Non-enveloped, about 38 nm in length and 22 nm in diameter (for MSV), twinned (geminate) incomplete T=1 icosahedral symmetry capsid that contains 22 pentameric capsomers made of 110 capsid proteins (CP). Each geminate particle contains only a single circular ssDNA.
Monopartite, circular, ssDNA genome (+) genome of about 2.6-2.8 kb. 3’ terminus has no poly(A) tract. There are coding regions in both the virion (positive) and complementary (negative) sense strands.
The genome is replicated through double-stranded intermediates. The replication (Rep) protein initiates and terminates rolling circle replication, the host DNA polymerase being used for DNA replication itself. There is a potential stem-loop structure in the long intergenic region (LIR) that includes a conserved nona-nucleotide sequence (TAATATTAC) where ssDNA synthesis is initiated.
The short intergenic region (SIR) contains bidirectional polyadenylation signals.
Transcription is bidirectional from the long intergenic region (LIR) which contains two divergent promoters: a V-(virion) and a C-(complementary) sense. The resulting C- and V-transcripts encode four proteins.
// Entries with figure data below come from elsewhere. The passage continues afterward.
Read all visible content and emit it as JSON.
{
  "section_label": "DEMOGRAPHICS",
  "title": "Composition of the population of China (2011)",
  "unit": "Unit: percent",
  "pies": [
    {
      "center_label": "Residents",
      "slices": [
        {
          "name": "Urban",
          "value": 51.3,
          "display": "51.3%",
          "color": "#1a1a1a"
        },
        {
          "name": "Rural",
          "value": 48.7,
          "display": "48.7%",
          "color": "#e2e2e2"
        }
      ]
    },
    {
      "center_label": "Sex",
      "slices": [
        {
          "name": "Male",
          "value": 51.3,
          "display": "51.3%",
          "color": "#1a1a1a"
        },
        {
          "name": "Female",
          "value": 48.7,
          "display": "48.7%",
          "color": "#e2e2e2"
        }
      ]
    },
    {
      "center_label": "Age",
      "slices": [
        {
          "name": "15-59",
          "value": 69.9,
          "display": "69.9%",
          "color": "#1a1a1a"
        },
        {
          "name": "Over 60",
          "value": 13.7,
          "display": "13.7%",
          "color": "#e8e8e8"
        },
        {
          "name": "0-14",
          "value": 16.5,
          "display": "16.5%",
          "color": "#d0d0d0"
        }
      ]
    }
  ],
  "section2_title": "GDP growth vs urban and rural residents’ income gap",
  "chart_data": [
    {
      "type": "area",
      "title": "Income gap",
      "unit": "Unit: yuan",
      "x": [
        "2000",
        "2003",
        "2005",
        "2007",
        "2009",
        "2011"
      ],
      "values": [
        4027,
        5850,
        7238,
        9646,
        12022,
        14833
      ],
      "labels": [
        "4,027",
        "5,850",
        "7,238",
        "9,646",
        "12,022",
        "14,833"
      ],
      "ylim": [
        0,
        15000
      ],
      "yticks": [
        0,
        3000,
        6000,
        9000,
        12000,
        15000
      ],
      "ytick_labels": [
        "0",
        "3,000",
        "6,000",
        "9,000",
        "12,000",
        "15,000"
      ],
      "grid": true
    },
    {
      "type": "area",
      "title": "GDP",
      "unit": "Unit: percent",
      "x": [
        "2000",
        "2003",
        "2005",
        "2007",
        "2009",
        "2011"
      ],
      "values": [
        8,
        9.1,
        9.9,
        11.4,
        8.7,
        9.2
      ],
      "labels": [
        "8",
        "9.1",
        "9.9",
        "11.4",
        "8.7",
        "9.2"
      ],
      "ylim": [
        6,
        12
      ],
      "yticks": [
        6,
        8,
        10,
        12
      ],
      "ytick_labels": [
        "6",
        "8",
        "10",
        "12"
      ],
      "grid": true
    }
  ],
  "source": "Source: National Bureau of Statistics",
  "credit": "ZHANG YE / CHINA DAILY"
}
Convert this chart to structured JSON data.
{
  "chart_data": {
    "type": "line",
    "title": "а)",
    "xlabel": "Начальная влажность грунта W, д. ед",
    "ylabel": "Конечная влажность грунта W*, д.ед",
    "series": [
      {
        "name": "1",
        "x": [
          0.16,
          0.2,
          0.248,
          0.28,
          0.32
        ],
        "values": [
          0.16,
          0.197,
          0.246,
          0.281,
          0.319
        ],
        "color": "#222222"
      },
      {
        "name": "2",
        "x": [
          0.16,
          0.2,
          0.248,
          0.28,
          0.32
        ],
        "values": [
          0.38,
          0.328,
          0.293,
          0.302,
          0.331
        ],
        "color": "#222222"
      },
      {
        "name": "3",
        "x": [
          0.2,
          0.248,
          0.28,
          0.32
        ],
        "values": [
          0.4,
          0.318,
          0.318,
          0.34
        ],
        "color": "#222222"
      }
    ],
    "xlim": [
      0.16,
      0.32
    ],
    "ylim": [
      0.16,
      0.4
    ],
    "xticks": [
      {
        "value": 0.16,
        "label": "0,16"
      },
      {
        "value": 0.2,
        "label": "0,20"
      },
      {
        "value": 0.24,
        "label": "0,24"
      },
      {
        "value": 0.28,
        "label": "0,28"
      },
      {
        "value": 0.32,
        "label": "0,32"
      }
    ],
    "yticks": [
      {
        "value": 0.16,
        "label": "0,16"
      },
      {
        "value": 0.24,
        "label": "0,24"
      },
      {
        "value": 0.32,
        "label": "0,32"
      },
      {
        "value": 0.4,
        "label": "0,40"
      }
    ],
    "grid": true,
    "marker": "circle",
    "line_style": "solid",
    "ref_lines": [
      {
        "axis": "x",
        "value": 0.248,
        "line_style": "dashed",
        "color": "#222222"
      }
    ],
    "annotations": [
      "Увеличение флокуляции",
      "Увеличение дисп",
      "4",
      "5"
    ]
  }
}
On the V-sense: the movement and CP. On the C-sense: RepA and Rep (which is expressed as a splice product of RepA and RepB ORFs).
- Virus penetrates into the host cell.
- Uncoating, the viral ssDNA genome penetrates into the nucleus.
- The ssDNA is converted into dsDNA with the participation of cellular factors.
- bidirectional dsDNA transcription from the IR promoter produces viral mRNAs and translation of viral proteins.
- Replication is initiated by cleavage of the(+)strand by REP, and occurs by rolling circle producing ssDNA genomes.
- These newly synthesized ssDNA can either
a) be converted to dsDNA and serve as a template for transcription/replication
b) be encapsidated by capsid protein and form virions released by cell lysis
c) be transported outside the nucleus, to a neighboring cell through plasmodesmata (cell-cell movement) with the help of viral movement proteins.